I joined the gym near my house yesterday. Dee-Anne found a deal online that waived the joining fee, gave me two weeks free gym, her 2 weeks free for referring me and if I signed on for a 12-month contract it’s just $12.95 a week. So… I figured it was about time I made the jump and started to get in better shape.
The gym is Snap Fitness, and as part of my membership I can use any of their gyms nationwide (and overseas). They’re 24 hours too, so I can go for late night workouts to avoid crowds. But they seem to be just a gym, no pool or sauna facilities like you’d find in a heath club. I’ll somehow survive.
They’re also a Qantas partner, so I do get some points for my ongoing membership… however they’re so minuscule they hardly factored into my decision. Just icing on the cake really.
Last week I had another blood test, and today I met my haematologist to get the results. My blood work, I’m happy to report, is completely normal. Everything is in the expected ranges, with the exception of ANA being a little out.
I have another test due in 6 months to check things are still normal, but it would appear the scare of the initia blood tests at the start of the year was just that, nothing else.
While my ANA has gone down (or is it up – the better direction in any case), my C3 count has now been recognised as low. But my doctor doesn’t seem to think it’s lupus. Next blood test is in 4 months time, while my neutrophils continue to remain low, but not too low (1.3).

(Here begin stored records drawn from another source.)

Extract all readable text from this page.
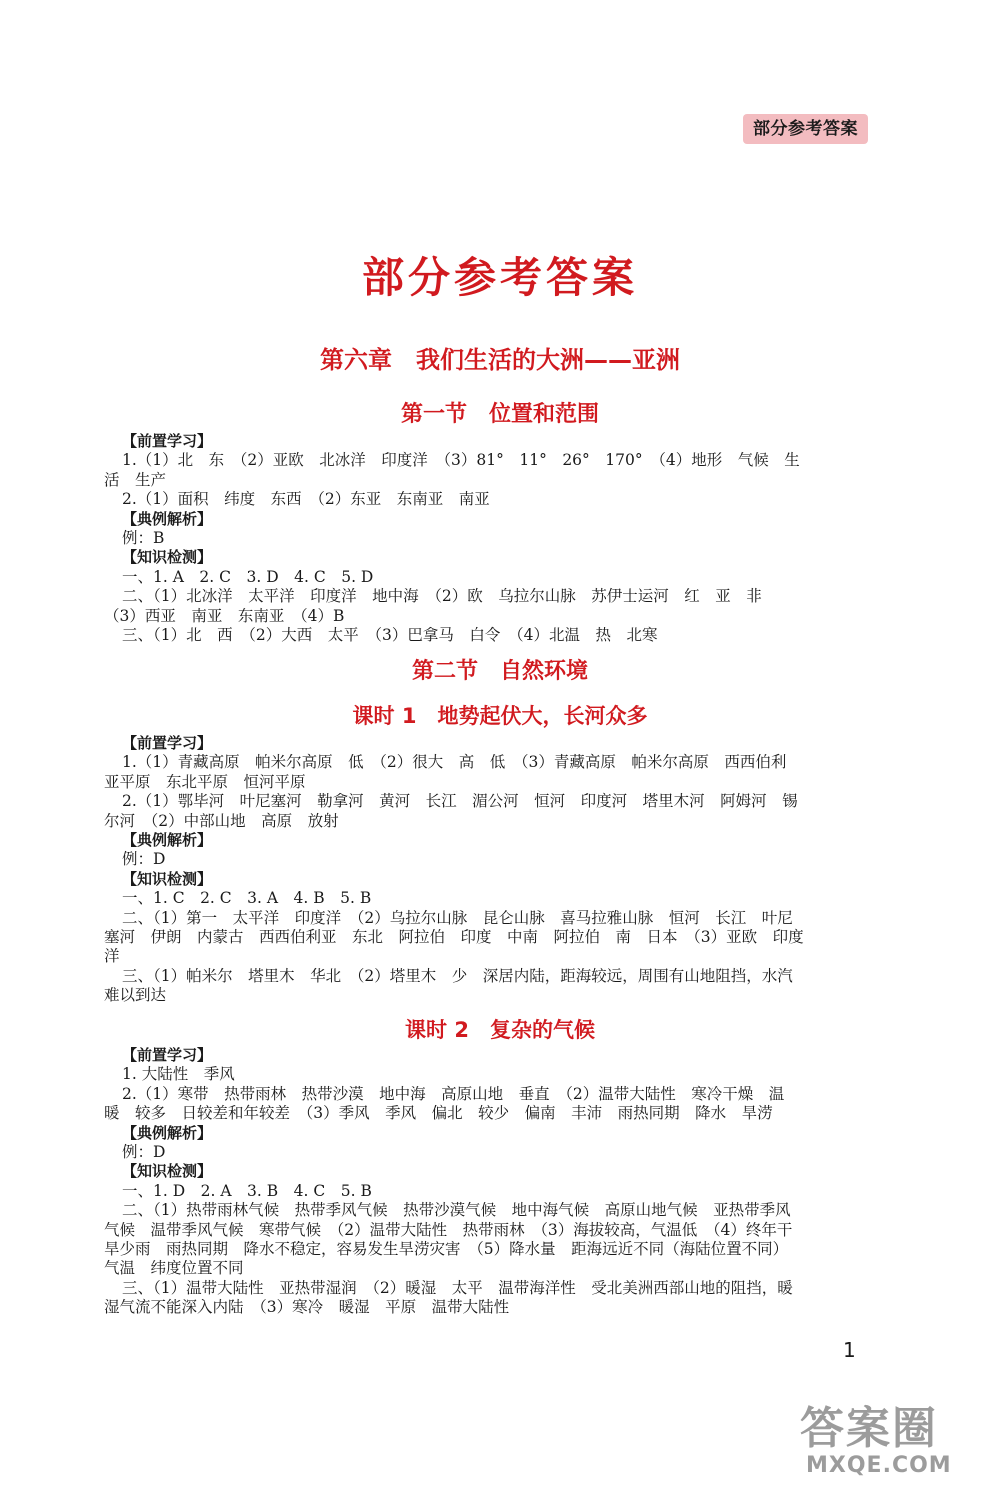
部分参考答案
部分参考答案
第六章　我们生活的大洲——亚洲
第一节　位置和范围
【前置学习】
1.（1）北　东　（2）亚欧　北冰洋　印度洋　（3）81°　11°　26°　170°　（4）地形　气候　生
活　生产
2.（1）面积　纬度　东西　（2）东亚　东南亚　南亚
【典例解析】
例：B
【知识检测】
一、1. A　2. C　3. D　4. C　5. D
二、（1）北冰洋　太平洋　印度洋　地中海　（2）欧　乌拉尔山脉　苏伊士运河　红　亚　非
（3）西亚　南亚　东南亚　（4）B
三、（1）北　西　（2）大西　太平　（3）巴拿马　白令　（4）北温　热　北寒
第二节　自然环境
课时 1　地势起伏大，长河众多
【前置学习】
1.（1）青藏高原　帕米尔高原　低　（2）很大　高　低　（3）青藏高原　帕米尔高原　西西伯利
亚平原　东北平原　恒河平原
2.（1）鄂毕河　叶尼塞河　勒拿河　黄河　长江　湄公河　恒河　印度河　塔里木河　阿姆河　锡
尔河　（2）中部山地　高原　放射
【典例解析】
例：D
【知识检测】
一、1. C　2. C　3. A　4. B　5. B
二、（1）第一　太平洋　印度洋　（2）乌拉尔山脉　昆仑山脉　喜马拉雅山脉　恒河　长江　叶尼
塞河　伊朗　内蒙古　西西伯利亚　东北　阿拉伯　印度　中南　阿拉伯　南　日本　（3）亚欧　印度
洋
三、（1）帕米尔　塔里木　华北　（2）塔里木　少　深居内陆，距海较远，周围有山地阻挡，水汽
难以到达
课时 2　复杂的气候
【前置学习】
1. 大陆性　季风
2.（1）寒带　热带雨林　热带沙漠　地中海　高原山地　垂直　（2）温带大陆性　寒冷干燥　温
暖　较多　日较差和年较差　（3）季风　季风　偏北　较少　偏南　丰沛　雨热同期　降水　旱涝
【典例解析】
例：D
【知识检测】
一、1. D　2. A　3. B　4. C　5. B
二、（1）热带雨林气候　热带季风气候　热带沙漠气候　地中海气候　高原山地气候　亚热带季风
气候　温带季风气候　寒带气候　（2）温带大陆性　热带雨林　（3）海拔较高，气温低　（4）终年干
旱少雨　雨热同期　降水不稳定，容易发生旱涝灾害　（5）降水量　距海远近不同（海陆位置不同）
气温　纬度位置不同
三、（1）温带大陆性　亚热带湿润　（2）暖湿　太平　温带海洋性　受北美洲西部山地的阻挡，暖
湿气流不能深入内陆　（3）寒冷　暖湿　平原　温带大陆性
1
答案圈
MXQE.COM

Tomorrow I see my neurologist, so maybe he can shed some light on whether he thinks this is all caused by the Epilim I am using for my Epilepsy.
So the consensus right now is the stress from worrying what I have or haven’t got is causing my nausea, rather than nausea being a symptom of whatever it could be.
After years of watching Hugh Laurie play the character Dr. House, and having just started watching season one through Australian Netflix, I was quite surprised to have my haematologist say to me that it could be lupus today. The good news, all those vials of blood they took a fortnight ago have come back to clear me of whatever he was testing for, but has shown an increase in ANA, something that could indicate an autoimmune disorder. Now I have to wait another fortnight to find out if my body is attacking itself or not.
I don’t feel sick, or look sick. I am sleeping a lot, so there’s perhaps still some fatigue there, and I haven’t had any other symptoms other than perhaps my hand heating up last week, but that went away. The heating, not the hand. My lymphocyte count is also up to 1.4, not great but better than the low.
Today I went to a new doctor, one who specialises in haematology. The reason being, my regular doctor has noticed my white blood cells and platelets count dropping of late, and it’s a cause for concern. There’s only so much a GP can do before I need to be referred on.
Nothing really to report from today, met the new doctor, did a small physical and now I have a blood test coming up for 17 different things… I expect I’ll be giving a lot of blood that day. I don’t find out the results of all that for 2 weeks.
The main issue was explained to me as follows, a normal persons “lymphocytes” range between 2 and 7.5. My value in that test was as low as 1.2. If the value drops below 1, they’ll do a bone marrow biopsy… not exactly something I want to experience.
As I’m not sick, or don’t appear to be at least, the cause for the drop needs to be found. It could be an interaction with my Epilim medication, however if that’s the case, I need to find different anti-convulsants.
For now, the only thing I’ve noticed are increased headaches. Not all the time, but sometimes, when I do get them, they hurt a lot. Also a little nausea. But it comes and goes, so it might not even be related.
This morning I had my EEG checkup. As with last time, I don’t get my results until my consultation with the neurologist but just wanted to say I didn’t seize up during it. Not that I expected to.